Membrane proteins are responsible for transporting chemicals and messages between a cell and its environment. But determining their structure has proved challenging for scientists. A study by UC Santa Barbara's Han Research Group demonstrates a new tool to resolve the structure of membrane-embedded and membrane-associating proteins using the water dynamics gradient they found across and above the lipid bilayer as a unique ruler.
More than 25 percent of all human proteins are membrane proteins, which perform other essential functions, such as sensing and signaling. They also constitute approximately 50 percent of current drug targets, but the structure of only a small percentage has been resolved.
The UCSB study came about when researchers discovered that water on the membrane surface has a very distinct movement pattern: It is slowed down because the water is attracted to the membrane surface across several water layers. The scientists then wondered whether they could use this as an intrinsic ruler to determine how the associating protein is anchored into the membrane.

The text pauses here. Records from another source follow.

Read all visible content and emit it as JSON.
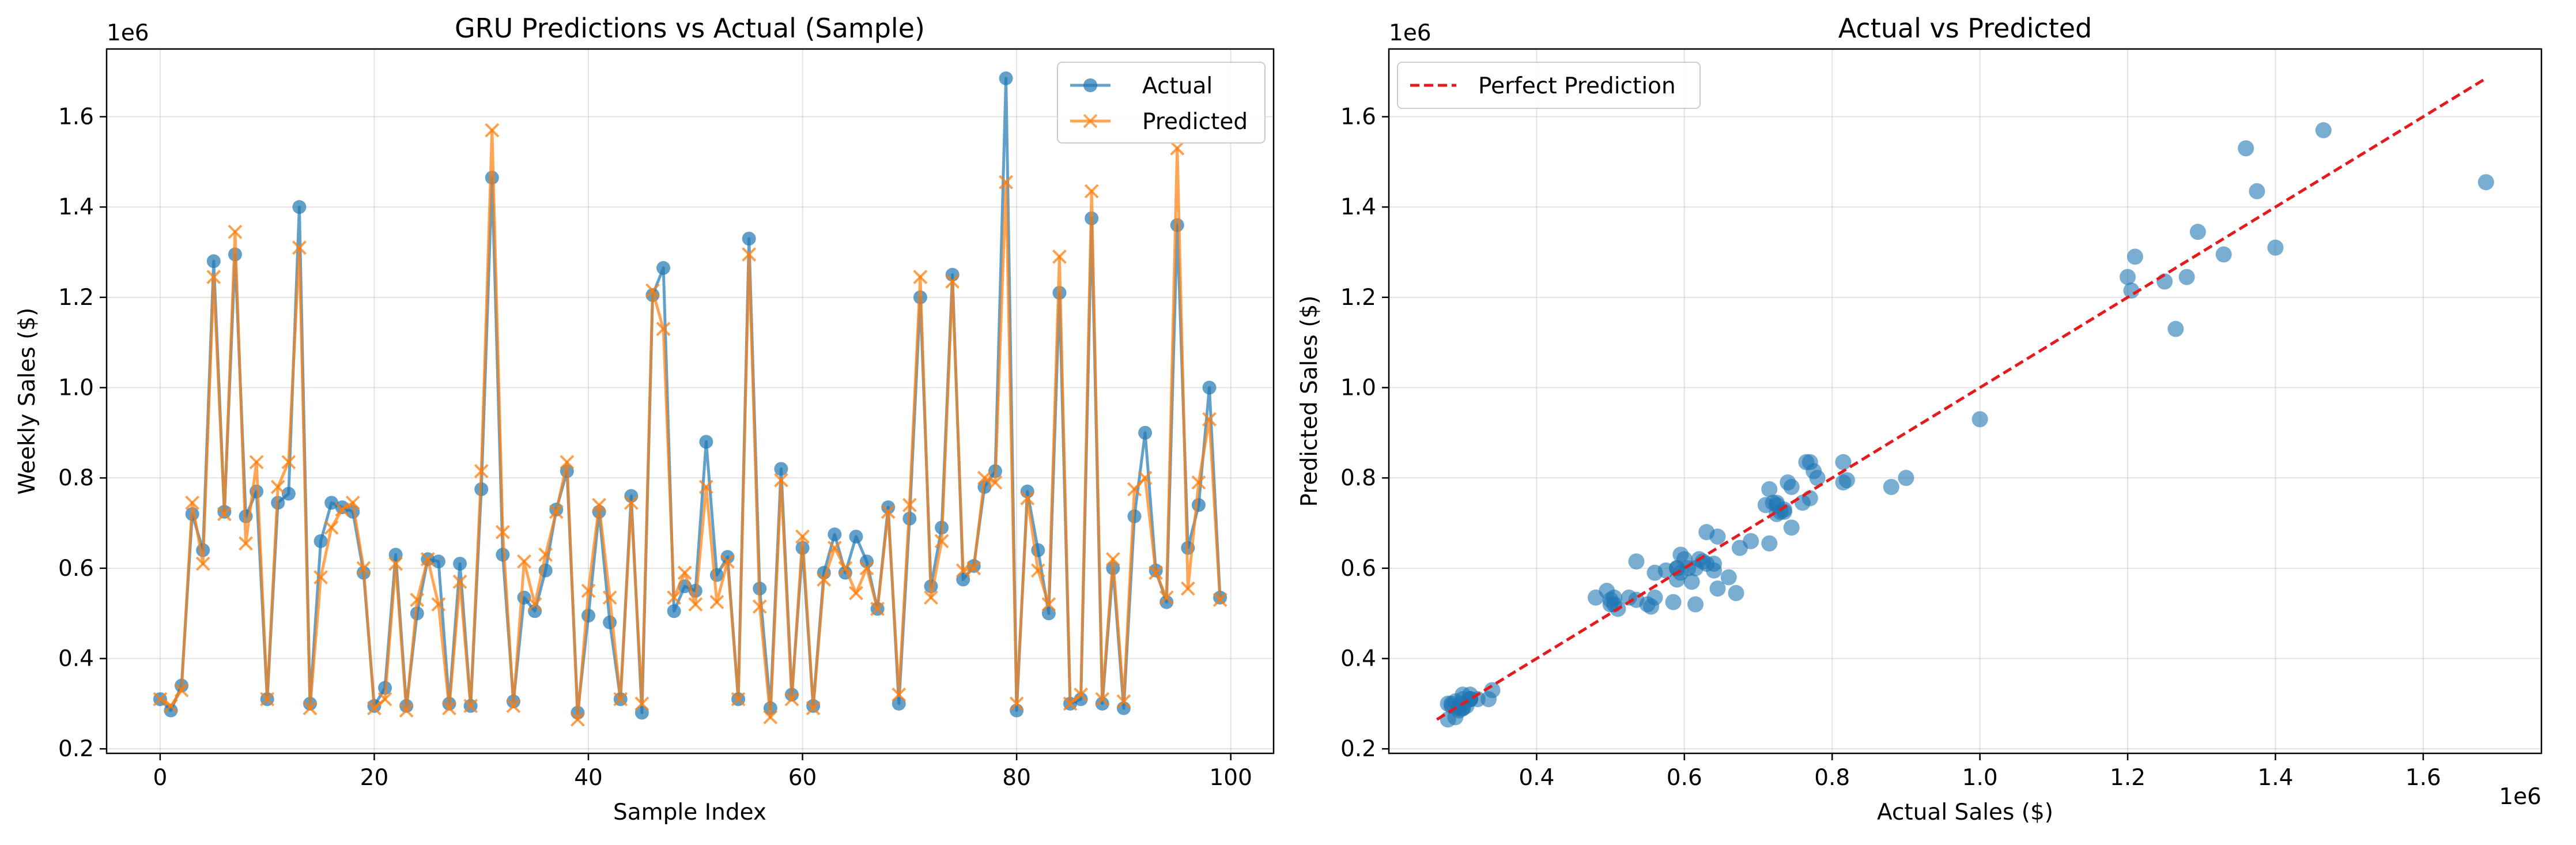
{
  "chart_data": [
    {
      "type": "line",
      "title": "GRU Predictions vs Actual (Sample)",
      "xlabel": "Sample Index",
      "ylabel": "Weekly Sales ($)",
      "y_offset_label": "1e6",
      "xlim": [
        -5,
        104
      ],
      "ylim": [
        0.19,
        1.75
      ],
      "x_ticks": [
        0,
        20,
        40,
        60,
        80,
        100
      ],
      "y_ticks": [
        0.2,
        0.4,
        0.6,
        0.8,
        1.0,
        1.2,
        1.4,
        1.6
      ],
      "grid": true,
      "legend_position": "top-right",
      "x": [
        0,
        1,
        2,
        3,
        4,
        5,
        6,
        7,
        8,
        9,
        10,
        11,
        12,
        13,
        14,
        15,
        16,
        17,
        18,
        19,
        20,
        21,
        22,
        23,
        24,
        25,
        26,
        27,
        28,
        29,
        30,
        31,
        32,
        33,
        34,
        35,
        36,
        37,
        38,
        39,
        40,
        41,
        42,
        43,
        44,
        45,
        46,
        47,
        48,
        49,
        50,
        51,
        52,
        53,
        54,
        55,
        56,
        57,
        58,
        59,
        60,
        61,
        62,
        63,
        64,
        65,
        66,
        67,
        68,
        69,
        70,
        71,
        72,
        73,
        74,
        75,
        76,
        77,
        78,
        79,
        80,
        81,
        82,
        83,
        84,
        85,
        86,
        87,
        88,
        89,
        90,
        91,
        92,
        93,
        94,
        95,
        96,
        97,
        98,
        99
      ],
      "series": [
        {
          "name": "Actual",
          "color": "#1f77b4",
          "marker": "circle",
          "values": [
            0.31,
            0.285,
            0.34,
            0.72,
            0.64,
            1.28,
            0.725,
            1.295,
            0.715,
            0.77,
            0.31,
            0.745,
            0.765,
            1.4,
            0.3,
            0.66,
            0.745,
            0.735,
            0.725,
            0.59,
            0.295,
            0.335,
            0.63,
            0.295,
            0.5,
            0.62,
            0.615,
            0.3,
            0.61,
            0.295,
            0.775,
            1.465,
            0.63,
            0.305,
            0.535,
            0.505,
            0.595,
            0.73,
            0.815,
            0.28,
            0.495,
            0.725,
            0.48,
            0.31,
            0.76,
            0.28,
            1.205,
            1.265,
            0.505,
            0.56,
            0.55,
            0.88,
            0.585,
            0.625,
            0.31,
            1.33,
            0.555,
            0.29,
            0.82,
            0.32,
            0.645,
            0.295,
            0.59,
            0.675,
            0.59,
            0.67,
            0.615,
            0.51,
            0.735,
            0.3,
            0.71,
            1.2,
            0.56,
            0.69,
            1.25,
            0.575,
            0.605,
            0.78,
            0.815,
            1.685,
            0.285,
            0.77,
            0.64,
            0.5,
            1.21,
            0.3,
            0.31,
            1.375,
            0.3,
            0.6,
            0.29,
            0.715,
            0.9,
            0.595,
            0.525,
            1.36,
            0.645,
            0.74,
            1.0,
            0.535
          ]
        },
        {
          "name": "Predicted",
          "color": "#ff7f0e",
          "marker": "x",
          "values": [
            0.31,
            0.295,
            0.33,
            0.745,
            0.61,
            1.245,
            0.72,
            1.345,
            0.655,
            0.835,
            0.31,
            0.78,
            0.835,
            1.31,
            0.29,
            0.58,
            0.69,
            0.73,
            0.745,
            0.6,
            0.29,
            0.31,
            0.61,
            0.285,
            0.53,
            0.62,
            0.52,
            0.29,
            0.57,
            0.295,
            0.815,
            1.57,
            0.68,
            0.295,
            0.615,
            0.52,
            0.63,
            0.725,
            0.835,
            0.265,
            0.55,
            0.74,
            0.535,
            0.31,
            0.745,
            0.3,
            1.215,
            1.13,
            0.535,
            0.59,
            0.52,
            0.78,
            0.525,
            0.615,
            0.31,
            1.295,
            0.515,
            0.27,
            0.795,
            0.31,
            0.67,
            0.29,
            0.575,
            0.645,
            0.6,
            0.545,
            0.6,
            0.51,
            0.725,
            0.32,
            0.74,
            1.245,
            0.535,
            0.66,
            1.235,
            0.595,
            0.6,
            0.8,
            0.79,
            1.455,
            0.3,
            0.755,
            0.595,
            0.52,
            1.29,
            0.3,
            0.32,
            1.435,
            0.31,
            0.62,
            0.305,
            0.775,
            0.8,
            0.59,
            0.535,
            1.53,
            0.555,
            0.79,
            0.93,
            0.53
          ]
        }
      ]
    },
    {
      "type": "scatter",
      "title": "Actual vs Predicted",
      "xlabel": "Actual Sales ($)",
      "ylabel": "Predicted Sales ($)",
      "x_offset_label": "1e6",
      "y_offset_label": "1e6",
      "xlim": [
        0.2,
        1.76
      ],
      "ylim": [
        0.19,
        1.75
      ],
      "x_ticks": [
        0.4,
        0.6,
        0.8,
        1.0,
        1.2,
        1.4,
        1.6
      ],
      "y_ticks": [
        0.2,
        0.4,
        0.6,
        0.8,
        1.0,
        1.2,
        1.4,
        1.6
      ],
      "grid": true,
      "legend_position": "top-left",
      "point_color": "#1f77b4",
      "reference_line": {
        "name": "Perfect Prediction",
        "color": "#e41a1c",
        "style": "dashed",
        "from": [
          0.265,
          0.265
        ],
        "to": [
          1.685,
          1.685
        ]
      },
      "points_ref": "uses Actual (x) and Predicted (y) series from chart 1"
    }
  ]
}
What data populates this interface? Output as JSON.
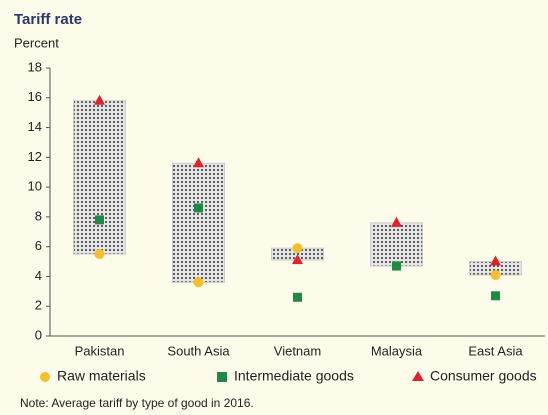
{
  "chart_data": {
    "type": "range-dot",
    "title": "Tariff rate",
    "y_label": "Percent",
    "categories": [
      "Pakistan",
      "South Asia",
      "Vietnam",
      "Malaysia",
      "East Asia"
    ],
    "series": [
      {
        "name": "Raw materials",
        "color": "#f5c02a",
        "marker": "circle",
        "values": [
          5.5,
          3.6,
          5.9,
          4.7,
          4.1
        ]
      },
      {
        "name": "Intermediate goods",
        "color": "#1e8a46",
        "marker": "square",
        "values": [
          7.8,
          8.6,
          2.6,
          4.7,
          2.7
        ]
      },
      {
        "name": "Consumer goods",
        "color": "#e0232b",
        "marker": "triangle",
        "values": [
          15.8,
          11.6,
          5.1,
          7.6,
          5.0
        ]
      }
    ],
    "ylim": [
      0,
      18
    ],
    "yticks": [
      0,
      2,
      4,
      6,
      8,
      10,
      12,
      14,
      16,
      18
    ],
    "note": "Note: Average tariff by type of good in 2016."
  }
}
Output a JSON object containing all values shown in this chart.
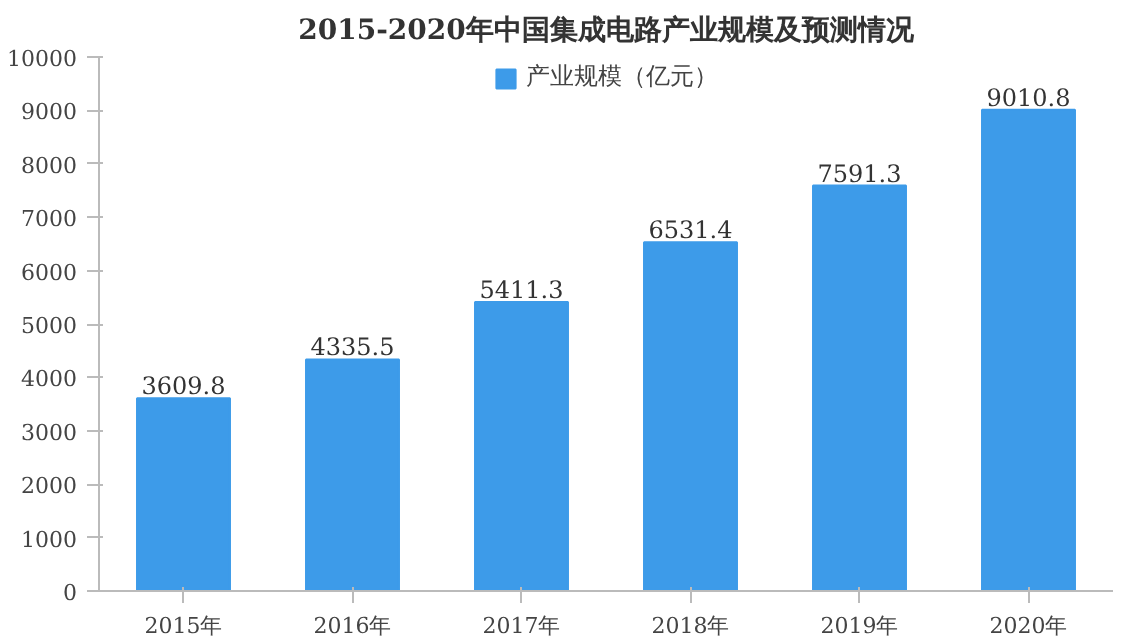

"It's very difficult to determine at what depth and in what conformation the protein is associating with the membrane, especially if you're talking about the interface or even the surface," said UCSB chemistry professor Song-I Han, the corresponding author of the study. "We found a contrast mechanism -- water dynamics -- which is distinctly different even above the membrane surface where there is no lipid density. The membrane surface distinctly changes the property of the water layers above it."
Postdoctoral scholar Chi-Yuan Cheng, the lead author of the study, and his colleagues used their unique spectroscopic tool to measure the water diffusivity at various positions of two membrane-associated proteins. These were carefully prepared by the Ralf Langen group at the University of Southern California, an expert team in the structure studies of membrane-associating proteins. The UCSB researchers then used the water dynamics gradient along the bilayer as an intrinsic ruler to determine structural information, such as topology, immersion depth and the location of the proteins, including the protein segments residing well away from the membrane surface -- information that was previously unresolved.
"Membrane proteins can sit deep inside the membrane but also associate at the periphery of the membrane," explained Cheng. "This can play a very important role in function, especially for peripheral and interfacial proteins."
"We are not suggesting our study can resolve the structure entirely, but it offers an important and missing puzzle piece to this problem," said Han. "While we may not be able to determine the entire structure, knowing the location and structure of a protein segment at the surface of membranes is very important."